A satisfied man does not motivate behavior, which echoes the point that once one of his needs is satisfied reasonably, the next level of needs begins to dominate his behavior, and drive him. Among such requirements include physiological needs, security needs, and social needs. McGregor states the philosophy of management using directing and control, whether it being hard or soft, is not enough to inspire due to the human needs on which this approach relies are always changing in how they enhance behavior (McGregor, 1966).
This leads to management requires a new perspective for directing persons based on fair suppositions about human nature and motivation. The author states that there are new dimensions of this new perspective. For instance, management should have responsibility for the organization of elements of a prolific enterprise like finances, materials, people, and equipment in the interest of economic ends (Balthasar, 2010).

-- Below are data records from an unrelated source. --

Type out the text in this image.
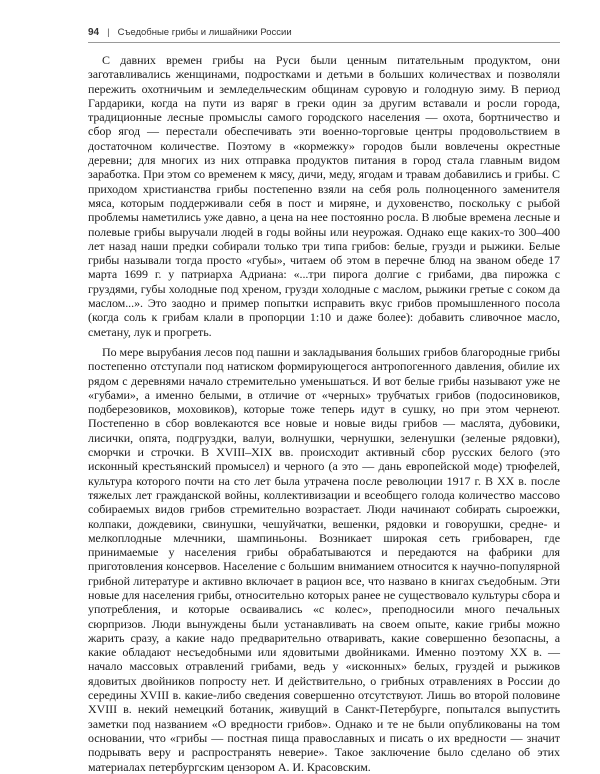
94 | Съедобные грибы и лишайники России

С давних времен грибы на Руси были ценным питательным продуктом, они заготавливались женщинами, подростками и детьми в больших количествах и позволяли пережить охотничьим и земледельческим общинам суровую и голодную зиму. В период Гардарики, когда на пути из варяг в греки один за другим вставали и росли города, традиционные лесные промыслы самого городского населения — охота, бортничество и сбор ягод — перестали обеспечивать эти военно-торговые центры продовольствием в достаточном количестве. Поэтому в «кормежку» городов были вовлечены окрестные деревни; для многих из них отправка продуктов питания в город стала главным видом заработка. При этом со временем к мясу, дичи, меду, ягодам и травам добавились и грибы. С приходом христианства грибы постепенно взяли на себя роль полноценного заменителя мяса, которым поддерживали себя в пост и миряне, и духовенство, поскольку с рыбой проблемы наметились уже давно, а цена на нее постоянно росла. В любые времена лесные и полевые грибы выручали людей в годы войны или неурожая. Однако еще каких-то 300–400 лет назад наши предки собирали только три типа грибов: белые, грузди и рыжики. Белые грибы называли тогда просто «губы», читаем об этом в перечне блюд на званом обеде 17 марта 1699 г. у патриарха Адриана: «...три пирога долгие с грибами, два пирожка с груздями, губы холодные под хреном, грузди холодные с маслом, рыжики гретые с соком да маслом...». Это заодно и пример попытки исправить вкус грибов промышленного посола (когда соль к грибам клали в пропорции 1:10 и даже более): добавить сливочное масло, сметану, лук и прогреть.

По мере вырубания лесов под пашни и закладывания больших грибов благородные грибы постепенно отступали под натиском формирующегося антропогенного давления, обилие их рядом с деревнями начало стремительно уменьшаться. И вот белые грибы называют уже не «губами», а именно белыми, в отличие от «черных» трубчатых грибов (подосиновиков, подберезовиков, моховиков), которые тоже теперь идут в сушку, но при этом чернеют. Постепенно в сбор вовлекаются все новые и новые виды грибов — маслята, дубовики, лисички, опята, подгруздки, валуи, волнушки, чернушки, зеленушки (зеленые рядовки), сморчки и строчки. В XVIII–XIX вв. происходит активный сбор русских белого (это исконный крестьянский промысел) и черного (а это — дань европейской моде) трюфелей, культура которого почти на сто лет была утрачена после революции 1917 г. В XX в. после тяжелых лет гражданской войны, коллективизации и всеобщего голода количество массово собираемых видов грибов стремительно возрастает. Люди начинают собирать сыроежки, колпаки, дождевики, свинушки, чешуйчатки, вешенки, рядовки и говорушки, средне- и мелкоплодные млечники, шампиньоны. Возникает широкая сеть грибоварен, где принимаемые у населения грибы обрабатываются и передаются на фабрики для приготовления консервов. Население с большим вниманием относится к научно-популярной грибной литературе и активно включает в рацион все, что названо в книгах съедобным. Эти новые для населения грибы, относительно которых ранее не существовало культуры сбора и употребления, и которые осваивались «с колес», преподносили много печальных сюрпризов. Люди вынуждены были устанавливать на своем опыте, какие грибы можно жарить сразу, а какие надо предварительно отваривать, какие совершенно безопасны, а какие обладают несъедобными или ядовитыми двойниками. Именно поэтому XX в. — начало массовых отравлений грибами, ведь у «исконных» белых, груздей и рыжиков ядовитых двойников попросту нет. И действительно, о грибных отравлениях в России до середины XVIII в. какие-либо сведения совершенно отсутствуют. Лишь во второй половине XVIII в. некий немецкий ботаник, живущий в Санкт-Петербурге, попытался выпустить заметки под названием «О вредности грибов». Однако и те не были опубликованы на том основании, что «грибы — постная пища православных и писать о их вредности — значит подрывать веру и распространять неверие». Такое заключение было сделано об этих материалах петербургским цензором А. И. Красовским.
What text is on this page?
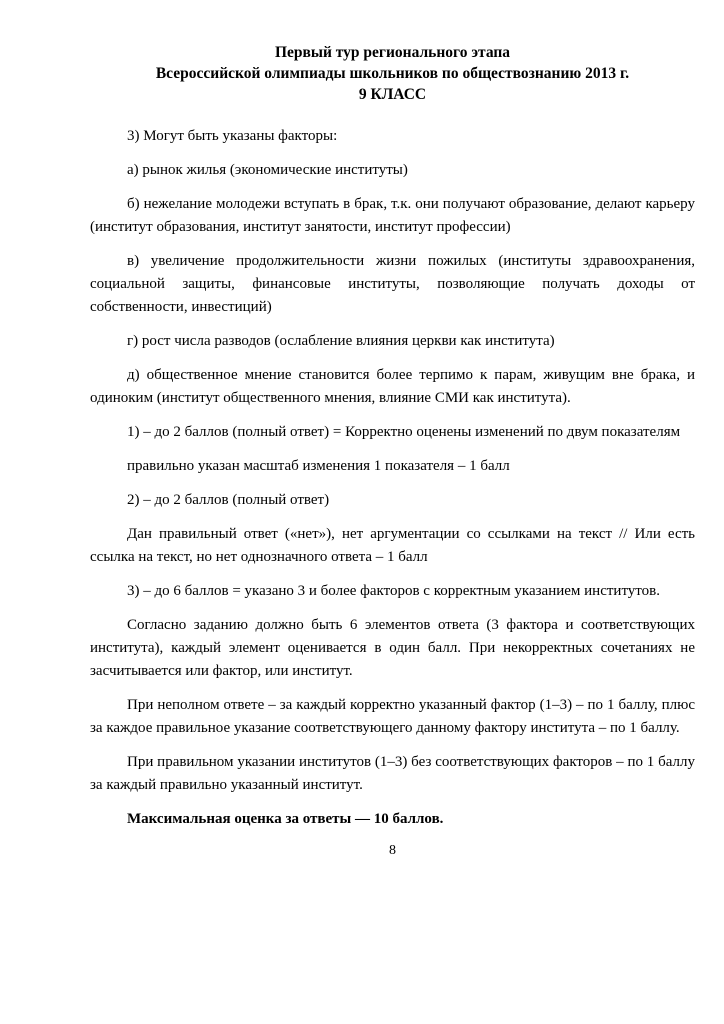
Первый тур регионального этапа
Всероссийской олимпиады школьников по обществознанию 2013 г.
9 КЛАСС

3) Могут быть указаны факторы:

а) рынок жилья (экономические институты)

б) нежелание молодежи вступать в брак, т.к. они получают образование, делают карьеру (институт образования, институт занятости, институт профессии)

в) увеличение продолжительности жизни пожилых (институты здравоохранения, социальной защиты, финансовые институты, позволяющие получать доходы от собственности, инвестиций)

г) рост числа разводов (ослабление влияния церкви как института)

д) общественное мнение становится более терпимо к парам, живущим вне брака, и одиноким (институт общественного мнения, влияние СМИ как института).

1) – до 2 баллов (полный ответ) = Корректно оценены изменений по двум показателям

правильно указан масштаб изменения 1 показателя – 1 балл

2) – до 2 баллов (полный ответ)

Дан правильный ответ («нет»), нет аргументации со ссылками на текст // Или есть ссылка на текст, но нет однозначного ответа – 1 балл

3) – до 6 баллов = указано 3 и более факторов с корректным указанием институтов.

Согласно заданию должно быть 6 элементов ответа (3 фактора и соответствующих института), каждый элемент оценивается в один балл. При некорректных сочетаниях не засчитывается или фактор, или институт.

При неполном ответе – за каждый корректно указанный фактор (1–3) – по 1 баллу, плюс за каждое правильное указание соответствующего данному фактору института – по 1 баллу.

При правильном указании институтов (1–3) без соответствующих факторов – по 1 баллу за каждый правильно указанный институт.

Максимальная оценка за ответы — 10 баллов.

8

The other dimension involves persons by nature, not being passive or resistant to organizational needs, due to the experience they have gained with organizations. The different aspect includes the inspiration, potential for development, capacity for assuming responsibility, the readiness to direct behavior toward organizational goals all being present in people (McGregor, 1966). This gives light to the rational view of the human self-having dualism between nature and grace on the one hand, and between life and experience. This makes it more transparent when one understands a person’s subjective as an autonomous ethical agent or as the ego of a psychological complex or a substance that possesses specific potencies (Balthasar, 2010).
References
McGregor, D. (1966). The human side of enterprise.
Von Balthasar, H. U. (2010). A theological anthropology. Wipf and Stock Publishers.